Wearable Baby Names from Shakespeare
Have you seen the preview for the new take on Romeo and Juliet? My daughter has been intrigued to see some Shakespeare (he’s gotten a lot of rave reviews from my husband and me!), and while I was thinking that Midsummer Night’s Dream might be more palatable to a tween, this might be just the ticket. Which of course, got me thinking about some of the awesome names that Shakespeare peppered throughout his plays—especially for his female characters. We’ve done bigger roundups of Shakespearean names in the past (check out the boys’ names and the girls’ monikers), but some of the names on those lists aren’t exactly going to be playground friendly. (We’re looking at you, Hamlet!) So what names would still sound fresh and fun—and showcase your love of the bard? Here’s my list.
Balthasar appears in several plays, including Romeo & Juliet—usually as a servant or minor character. It’s a name that means “God protects the king,” and could be an intriguing, off the beaten path choice.
Beatrice is an up-and-coming name now, and is one of the sharpest Shakespeare’s heroines (from Much Ado About Nothing). Plus, it’s a name that means happiness, so what can be bad about that?
Bianca is the beautiful younger sister of the sharp-tongued Katherine in Taming of the Shrew. Her name is based on the Italian word for white, and is in the top 400 in popularity.
Cordelia is a name I still associate with the mean girl turned Scooby Gang member in Buffy the Vampire Slayer, but Shakespearean types remember her as the faithful daughter of King Lear. It’s a name that means heart, and hasn’t been in the top 1000 in the U.S. since the 1950s.
Duncan means dark warrior, but in MacBeth, he’s the unfortunate victim of MacBeth’s plot to gain the throne. It’s been on a sharp decline ever since it hit its peak in 1997, but it might make a nice alternative to Dylan or Declan.
Emilia is Iago’s wife in Othello, who unknowingly plays a part in his sinister plot—and pays for it with her life. The name means rival, and is yet another variant on the uber popular Amelia/Emily crew.
Francis seems destined to be dusted off, thanks to the new pope, the new show Reign—and its Shakespearean pedigree. Francis appears in two plays: He’s one of the foolish band of players who perform Pyramus and Thisbe and the end of A Midsummer Night’s Dream, and the friar in charge of Hero and Claudio’s wedding in Much Ado About Nothing. Francis means “free man.”
Helena is one of the pair of lovers in A Midsummer Night’s Dream—and also the heroine of All’s Well That Ends Well.
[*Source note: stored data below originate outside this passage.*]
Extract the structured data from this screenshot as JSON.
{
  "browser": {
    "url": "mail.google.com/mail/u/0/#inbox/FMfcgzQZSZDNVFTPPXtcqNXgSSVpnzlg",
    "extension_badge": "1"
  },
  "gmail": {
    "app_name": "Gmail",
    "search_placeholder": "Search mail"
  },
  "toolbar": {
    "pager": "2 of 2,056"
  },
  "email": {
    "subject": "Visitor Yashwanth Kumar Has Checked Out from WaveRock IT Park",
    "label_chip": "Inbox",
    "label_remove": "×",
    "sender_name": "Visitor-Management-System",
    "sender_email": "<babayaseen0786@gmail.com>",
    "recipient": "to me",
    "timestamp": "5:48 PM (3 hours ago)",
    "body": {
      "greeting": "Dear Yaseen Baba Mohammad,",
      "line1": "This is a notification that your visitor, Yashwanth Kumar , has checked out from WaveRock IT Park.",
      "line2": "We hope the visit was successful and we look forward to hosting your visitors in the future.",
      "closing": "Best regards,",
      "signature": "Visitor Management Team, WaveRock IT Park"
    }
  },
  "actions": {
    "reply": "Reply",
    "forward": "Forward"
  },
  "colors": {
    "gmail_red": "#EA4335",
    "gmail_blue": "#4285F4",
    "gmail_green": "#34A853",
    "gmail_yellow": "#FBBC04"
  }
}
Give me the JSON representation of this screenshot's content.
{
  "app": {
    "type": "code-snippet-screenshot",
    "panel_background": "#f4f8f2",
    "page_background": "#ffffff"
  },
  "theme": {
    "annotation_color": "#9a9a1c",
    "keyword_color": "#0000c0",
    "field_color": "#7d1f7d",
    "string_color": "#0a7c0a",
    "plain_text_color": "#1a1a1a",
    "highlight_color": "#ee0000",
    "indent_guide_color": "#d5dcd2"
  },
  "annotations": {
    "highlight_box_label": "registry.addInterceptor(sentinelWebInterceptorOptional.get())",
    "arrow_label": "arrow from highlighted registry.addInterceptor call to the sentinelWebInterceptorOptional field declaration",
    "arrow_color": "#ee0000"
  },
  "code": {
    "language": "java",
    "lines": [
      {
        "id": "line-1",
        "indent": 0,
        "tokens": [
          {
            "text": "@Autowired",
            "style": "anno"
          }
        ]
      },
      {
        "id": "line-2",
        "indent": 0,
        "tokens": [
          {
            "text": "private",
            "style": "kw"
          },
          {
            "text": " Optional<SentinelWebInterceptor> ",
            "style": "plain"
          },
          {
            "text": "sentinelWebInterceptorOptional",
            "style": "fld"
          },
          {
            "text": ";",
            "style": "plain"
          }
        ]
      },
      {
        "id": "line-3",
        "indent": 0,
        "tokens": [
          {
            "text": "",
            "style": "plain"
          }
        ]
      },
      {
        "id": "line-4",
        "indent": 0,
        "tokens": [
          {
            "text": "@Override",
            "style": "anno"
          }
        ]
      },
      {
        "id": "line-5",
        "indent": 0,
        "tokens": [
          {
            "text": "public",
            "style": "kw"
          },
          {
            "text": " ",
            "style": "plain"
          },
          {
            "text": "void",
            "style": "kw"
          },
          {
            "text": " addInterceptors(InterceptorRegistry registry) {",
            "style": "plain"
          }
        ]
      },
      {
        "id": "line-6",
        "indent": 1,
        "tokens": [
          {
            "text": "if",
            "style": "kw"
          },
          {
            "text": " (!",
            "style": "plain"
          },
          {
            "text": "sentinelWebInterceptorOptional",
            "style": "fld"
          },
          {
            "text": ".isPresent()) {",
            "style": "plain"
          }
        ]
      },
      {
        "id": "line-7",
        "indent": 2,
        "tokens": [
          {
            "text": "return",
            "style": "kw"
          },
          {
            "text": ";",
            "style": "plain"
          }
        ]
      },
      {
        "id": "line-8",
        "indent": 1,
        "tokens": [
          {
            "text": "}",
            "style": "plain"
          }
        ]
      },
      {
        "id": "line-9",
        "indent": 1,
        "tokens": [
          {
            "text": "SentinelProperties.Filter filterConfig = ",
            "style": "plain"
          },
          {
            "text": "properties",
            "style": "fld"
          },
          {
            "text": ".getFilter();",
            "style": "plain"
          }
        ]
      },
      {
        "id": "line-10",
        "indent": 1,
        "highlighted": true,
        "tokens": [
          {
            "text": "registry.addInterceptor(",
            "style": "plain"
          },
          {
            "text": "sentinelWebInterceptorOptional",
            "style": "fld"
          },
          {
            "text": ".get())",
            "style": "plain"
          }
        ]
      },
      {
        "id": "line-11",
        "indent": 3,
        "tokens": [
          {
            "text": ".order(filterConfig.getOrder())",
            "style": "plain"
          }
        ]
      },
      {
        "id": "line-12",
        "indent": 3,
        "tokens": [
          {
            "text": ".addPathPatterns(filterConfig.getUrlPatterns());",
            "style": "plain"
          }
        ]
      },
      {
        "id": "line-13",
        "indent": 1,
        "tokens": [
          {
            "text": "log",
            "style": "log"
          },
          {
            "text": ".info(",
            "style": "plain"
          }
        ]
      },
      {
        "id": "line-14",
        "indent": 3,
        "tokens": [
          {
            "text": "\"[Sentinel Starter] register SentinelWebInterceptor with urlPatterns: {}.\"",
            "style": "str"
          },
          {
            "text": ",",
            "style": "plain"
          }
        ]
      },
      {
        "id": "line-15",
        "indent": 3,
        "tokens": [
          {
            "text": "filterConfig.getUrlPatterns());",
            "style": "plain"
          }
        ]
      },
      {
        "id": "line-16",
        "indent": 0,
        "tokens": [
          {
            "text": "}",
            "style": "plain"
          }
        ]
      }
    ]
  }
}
It’s a lovely name that means bright and shining, and is currently inching toward the top 500 baby names.
Henry probably doesn’t need any more help reaching toward the top names—it’s currently in the top 50 and climbing. The inspiration for Shakespeare’s most famous set of historical plays, the Henry IV pair and Henry V, the name means, appropriately enough, ruler.
Hermione may be well known thanks to Harry Potter, but Shakespeare used it first, as a main character in A Winter’s Tale. The name means messenger.
Hero may seem like a boys name, but Shakespeare used it for a girl in Much Ado About Nothing. It’s a lovely name that means “demi-god,” for either sex.
Imogen, which means beloved child, is a red-hot name in England, but still not as well known here. Shakespeare has her as a heroine in Cymbeline.
Juliet really needs no introduction—and her lovely name, which means “youthful,” is currently #253.
Shakespeare spells Katherine/Katharine two different ways in his plays—he uses Katherine spelling, however, for his most famous heroine bearing the name—the feisty lady in The Taming of the Shrew. This timeless name means pure.